Positions and Practice - Rethinking Photographers
Updated: Oct 11
So this week's study gave me chance to look at the way photographers are perceived by others. Whether this be in film, television or the way goods are marketed to us. However the process also gave me chance to look at myself, as summed up in the image opposite and question how I am viewed as a photographer. In addition what do I want to achieve with my practice going forward.
Historically there was a degree of glamour associated with photography. An almost elite band of professionals surrounded by beautiful people, using the latest technology. Almost performing magic as they developed their images from a little black box of tricks.
Fast forward to today's world and nearly everyone has a camera attached to their smartphone, taking images with the aid of filters, which remove a degree of the magic and mystery surrounding the profession. In fact many photographers now producing their large DSLRs and big zoom lenses in public are adding to the less attractive perception some people have with regards to our voyeuristic behaviour. Something which was brought to life in a number of films such as 'Peeping Tom' and 'Nightcrawler'. Having been challenged and stopped a number of times by security guards in public spaces with the 'offending DSLR' in my hands, I can testify these guards have almost certainly watched both films.

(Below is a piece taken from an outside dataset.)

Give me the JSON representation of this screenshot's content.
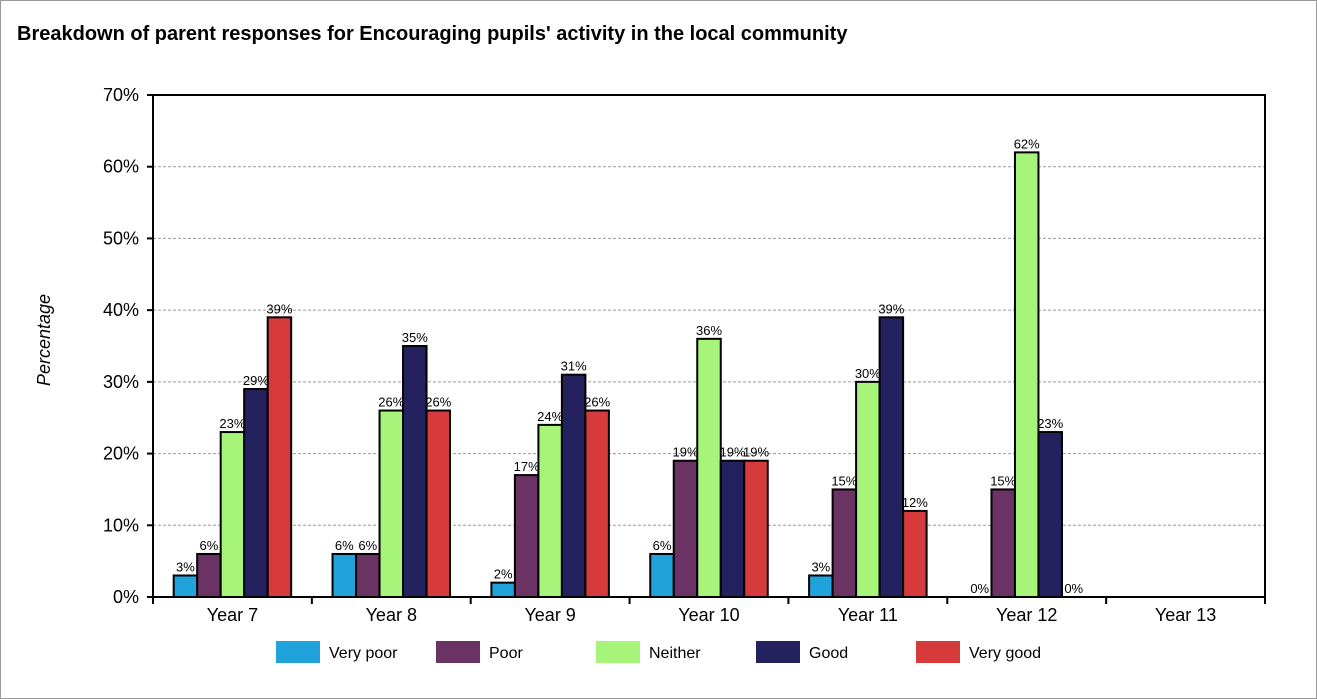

Whilst the advent of smartphones and filters can be seen as a threat to the 'art of photography.' Many photographers, including Damon Winter, have embraced this technology, as we saw in his award winning series of photographs of US troops, all shot on an iPhone with the Hipstamatic App. The discreet look and feel of a smartphone versus the larger camera enabled him to capture shots and emotions that would rarely be possible with a DSLR. We must accept the fact people, including US troops, will act differently when they know they are being photographed.
Walker Evans took this a step further in photographing the subway. Fully concealing his camera beneath his clothing and activating it with a shutter release cable he certainly captured an array of natural images of the unsuspecting public. Whilst this can be seen as a positive approach in terms of the final image, I guess it does play back to the public's perception in respect of voyeurism.
As each new smartphone is launched and the accompanying marketing emphasises even more camera related features, it is easy to think that photography, as we know it, may have a limited shelf life. However I was encouraged by Damon Winter's summary that, despite his use of his iPhone and App, the same fundamentals of composition, information, moment, emotion and connection all need to exist in a photograph to make it right. You still need the artistic photographer to see these things before the shot is taken.
Whilst I will continue to capture the majority of my images via my DSLR camera, I do intend to explore and embrace the use of smaller compact camera systems and smartphones to add a more natural feel to some of my urban shots... security guards permitting of course!
Long may great photography continue to be created by us all, whatever the vehicle we use to capture it.